Other folders with the same source/destination machines work without problems. v1.27.7 on both machines. I have tried Ignore Permissions and I think I’ve done every permutation of deleting and rebooting on both ends before asking for help here.
Depending on what the source directory is used for, there might be some kind of cleaner routine removing the empty marker folder. Pull up the file manager and manually verify that .stfolder still exists.
It’s still there. The error pops up within seconds of accepting the sync – seems likely not enough time for something else to interfere. Thanks for the suggestion.
Correct. On the unRaid side, I’ve tried both creating the destination folder myself manually or having syncthing create the destination folder, which it does accurately. In either case, there is no .stfolder file.
So based on that; UnRAID is a Linux-based system. It will not have a directory called D:\\TestMe, unless you’re intentionally doing something quite weird indeed. A path name on the UnRAID server will likely be something Unixy like /mnt/user/whatever.
If you’re somehow describing this confusingly and that path name is used on Windows, you don’t want the double backslashes.
As usual, screenshots would be worth a lot here, because we could see what’s actually going on.
Then I suspect Syncthing simply doesn’t have permissions to create the marker.

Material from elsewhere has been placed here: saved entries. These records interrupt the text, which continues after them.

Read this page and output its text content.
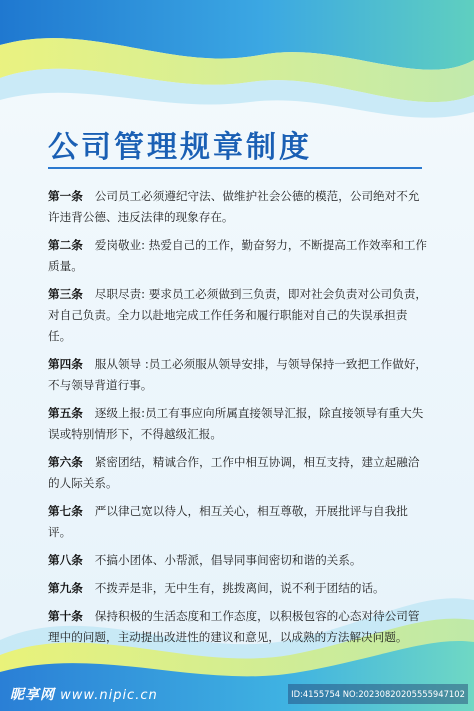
公司管理规章制度
第一条 公司员工必须遵纪守法、做维护社会公德的模范，公司绝对不允许违背公德、违反法律的现象存在。
第二条 爱岗敬业: 热爱自己的工作，勤奋努力，不断提高工作效率和工作质量。
第三条 尽职尽责: 要求员工必须做到三负责，即对社会负责对公司负责，对自己负责。全力以赴地完成工作任务和履行职能对自己的失误承担责任。
第四条 服从领导 :员工必须服从领导安排，与领导保持一致把工作做好，不与领导背道行事。
第五条 逐级上报:员工有事应向所属直接领导汇报，除直接领导有重大失误或特别情形下，不得越级汇报。
第六条 紧密团结，精诚合作，工作中相互协调，相互支持，建立起融洽的人际关系。
第七条 严以律己宽以待人，相互关心，相互尊敬，开展批评与自我批评。
第八条 不搞小团体、小帮派，倡导同事间密切和谐的关系。
第九条 不拨弄是非，无中生有，挑拨离间，说不利于团结的话。
第十条 保持积极的生活态度和工作态度，以积极包容的心态对待公司管理中的问题，主动提出改进性的建议和意见，以成熟的方法解决问题。
昵享网 www.nipic.cn	ID:4155754 NO:20230820205555947102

That’s the traditional problem on NASes. If you want more help troubleshooting, post screenshots and logs.
It means that Syncthing running inside your container on your Unraid server must be able to create the path /mnt/user/Backup/TestMe on the host side – i.e. Syncthing requires write access to /mnt/user/ to create the /mnt/user/Backup directory before it can create the TestMe directory.
You’ll need to verify that every directory in the path is accessible to the Syncthing user inside the container.